[PATCH] um: insert scheduler ticks when userspace does not yield

Mon Sep 23 14:50:27 PDT 2024

Hi,

Am 23.09.2024 um 16:48 schrieb Benjamin Berg:
>> Actually, I think, timeouts are no problem, if we can assure, that a
>> timeout is never rounded down to 0. Mostly a direct input of 0 have
>> special meanings, or provokes wrong behavior in the first place from
>> user space program.
> I don't think that is a problem. The kernel should guarantee that a
> timeout never fires too early.
>
> I believe in the case of the linked python code, the timeout fires at
> exactly the correct time. And then the python code (incorrectly)
> detects that the timeout has not passed and tries to "select" again
> with a timeout of exactly zero.
>
> Really, that implementation is just buggy in subtle ways. It could
> probably just trust the kernel to not wake up early. And, if it does
> check whether the timeout has passed, then it should just accept the
> exact time.

Maybe I'm doing a captain obvious here, but I had the impression this 
code was written this way, to handle interruptions by signals and not to 
doubt the time accuracy. Possibly I'm totally wrong, but it seems quite 
elegant to simply use time here to avoid that dance to mask signals or 
check for interruptions etc.

I believe this code was written in mind that time() will advance, so 
this will never be an endless loop, so even the corner case that timeout 
was 0 would be covered by this.

>> Since time-travel mode has a very limited niche, I would not try to
>> prevent every possible dumb behavior that bad user space programs could
>> have. I think busy-waiting on a system clock advancement is not the best
>> style, but acceptable.
>>
>> So my list was:
>>
>> sys_getitimer
>> sys_gettimeofday
>> sys_time
>> sys_timer_gettime
>> sys_clock_gettime
>> sys_timerfd_gettime
>>
>> While overthinking it, I see the possibility to read the access
>> timestamps of a file to create an endless loop, so maybe the stat
>> syscalls may be included, although this makes me a bit uncomfortable
>> again. I tend to say, this "bad" behavior of asking the same information
>> over and over again, should only be punished, if it happens multiple times.
>>
>> I was thinking about, storing the PID of a busy-looped process, and only
>> increase time, if the same PID is "suspicious".  However, this "hack"
>> becomes more and more costly, which is on the other hand not important
>> for timetravel mode.
> Maybe a stupid question, but aren't we overthinking this in general?
>
> While I think that Johannes' solution to make reading the time cost
> time is kind of ingenious, I really wonder how much of an issue this
> actually is. Because if this is just a few userspace applications and
> libraries misbehaving, then we might as well fix the issue there
> instead of doing anything special in UML.
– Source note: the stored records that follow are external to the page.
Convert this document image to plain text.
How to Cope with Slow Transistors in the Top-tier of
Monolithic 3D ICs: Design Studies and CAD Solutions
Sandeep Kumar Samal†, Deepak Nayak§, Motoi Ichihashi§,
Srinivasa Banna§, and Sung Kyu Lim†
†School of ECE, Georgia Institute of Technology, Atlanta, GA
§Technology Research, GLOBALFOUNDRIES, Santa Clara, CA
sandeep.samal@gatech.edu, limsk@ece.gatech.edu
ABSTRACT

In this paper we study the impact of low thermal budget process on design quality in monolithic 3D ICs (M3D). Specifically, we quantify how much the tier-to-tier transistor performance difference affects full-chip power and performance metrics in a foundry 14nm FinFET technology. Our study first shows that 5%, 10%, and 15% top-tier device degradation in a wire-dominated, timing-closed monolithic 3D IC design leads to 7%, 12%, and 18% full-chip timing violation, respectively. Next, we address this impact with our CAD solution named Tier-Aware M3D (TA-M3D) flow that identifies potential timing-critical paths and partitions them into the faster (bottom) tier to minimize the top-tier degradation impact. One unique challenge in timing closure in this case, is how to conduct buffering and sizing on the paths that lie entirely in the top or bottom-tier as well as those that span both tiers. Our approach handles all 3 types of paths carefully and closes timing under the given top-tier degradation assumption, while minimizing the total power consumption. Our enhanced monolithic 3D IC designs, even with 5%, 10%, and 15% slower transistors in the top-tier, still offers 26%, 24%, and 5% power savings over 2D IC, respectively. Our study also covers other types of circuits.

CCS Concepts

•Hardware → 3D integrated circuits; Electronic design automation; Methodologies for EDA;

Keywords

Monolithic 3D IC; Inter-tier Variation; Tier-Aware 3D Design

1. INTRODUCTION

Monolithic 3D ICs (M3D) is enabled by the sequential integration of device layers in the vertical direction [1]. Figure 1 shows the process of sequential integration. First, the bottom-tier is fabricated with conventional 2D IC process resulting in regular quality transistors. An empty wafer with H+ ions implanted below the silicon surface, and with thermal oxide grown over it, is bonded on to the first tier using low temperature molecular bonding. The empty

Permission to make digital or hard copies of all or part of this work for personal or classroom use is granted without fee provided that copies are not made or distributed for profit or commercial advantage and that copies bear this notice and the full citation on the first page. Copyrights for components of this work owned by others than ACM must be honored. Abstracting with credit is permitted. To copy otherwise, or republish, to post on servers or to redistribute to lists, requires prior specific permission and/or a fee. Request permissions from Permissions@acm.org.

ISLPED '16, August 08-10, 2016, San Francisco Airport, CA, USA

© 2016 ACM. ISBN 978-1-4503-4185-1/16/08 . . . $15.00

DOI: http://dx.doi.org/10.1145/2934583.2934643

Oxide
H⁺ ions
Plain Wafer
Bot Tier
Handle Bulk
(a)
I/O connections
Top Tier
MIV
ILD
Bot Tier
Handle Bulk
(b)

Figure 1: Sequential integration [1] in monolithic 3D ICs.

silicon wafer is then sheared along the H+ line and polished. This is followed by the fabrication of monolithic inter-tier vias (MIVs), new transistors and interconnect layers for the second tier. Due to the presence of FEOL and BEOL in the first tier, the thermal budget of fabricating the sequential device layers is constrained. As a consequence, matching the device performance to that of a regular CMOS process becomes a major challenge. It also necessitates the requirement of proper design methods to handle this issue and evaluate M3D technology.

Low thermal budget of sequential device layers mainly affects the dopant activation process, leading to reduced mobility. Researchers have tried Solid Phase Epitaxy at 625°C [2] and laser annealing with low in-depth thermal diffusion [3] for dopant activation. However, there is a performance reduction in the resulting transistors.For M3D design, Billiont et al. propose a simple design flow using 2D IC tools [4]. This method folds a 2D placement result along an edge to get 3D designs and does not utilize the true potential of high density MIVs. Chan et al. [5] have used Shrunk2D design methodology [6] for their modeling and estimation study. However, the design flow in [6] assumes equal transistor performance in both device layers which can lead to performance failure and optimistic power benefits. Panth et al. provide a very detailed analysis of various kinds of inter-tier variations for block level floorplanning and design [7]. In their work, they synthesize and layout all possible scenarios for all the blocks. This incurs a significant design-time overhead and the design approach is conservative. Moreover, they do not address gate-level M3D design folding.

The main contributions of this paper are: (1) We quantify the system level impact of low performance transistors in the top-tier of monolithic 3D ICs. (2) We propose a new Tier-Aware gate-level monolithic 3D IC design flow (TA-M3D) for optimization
Your point is right, and such bugs may be fixed in user space. On the 
other hand, what about software we can't or don't want to fix, which in 
the wild simply works. For my future use cases, I will run code, that 
I'm not able to compile myself. I would even consider to have a runtime 
switch to change the behavior of this hack, to reduce the overhead in 
simulations that behave nicely, but have some quick workaround for 
misbehaving code.

And sorry for repeating myself, but I believe, that busy waiting on an 
increasing timer value is not the best style, but considered okay/normal 
for some use cases. So I think it would be helpful to be able to execute 
such user space code.

But I want to bring in another idea: Could we use an ebpf program to 
dynamically hook into syscalls and do a timetravel_update or something 
similar? Actually, I do not know whether ebpf works normally in UM, but 
that way it would be flexible and moving the dirty hacks into small 
portions outside the kernel. From what I understand, we would need to 
add an ebpf callable wrapper for the time travel update function, isn't it?

>
>>> One neat side effect is that if reading time does not actually cost
>>> time, then we could implement clock_gettime in the VDSO.
>> That would exactly not work, because of my comment from before.
> Of course. It is just that I have always in the back of my mind that
> syscalls and pagefaults (including minor faults) are really expensive
> in UML. So if the hack is moved elsewhere then implementing
> clock_gettime in the vDSO could be an easy win to speed up the
> simulation.

Mhh I did only a quick look into "arch/x86/um/vdso/um_vdso.c" and from 
my understanding, currently every vdso call is converted into syscalls 
of the host. So we need much more code to use here the time travel 
clock, isn't it? Of course, my proposed ebpf hook would not work here 
either...

>
> Benjamin
>
  kind regards

(the other) Benjamin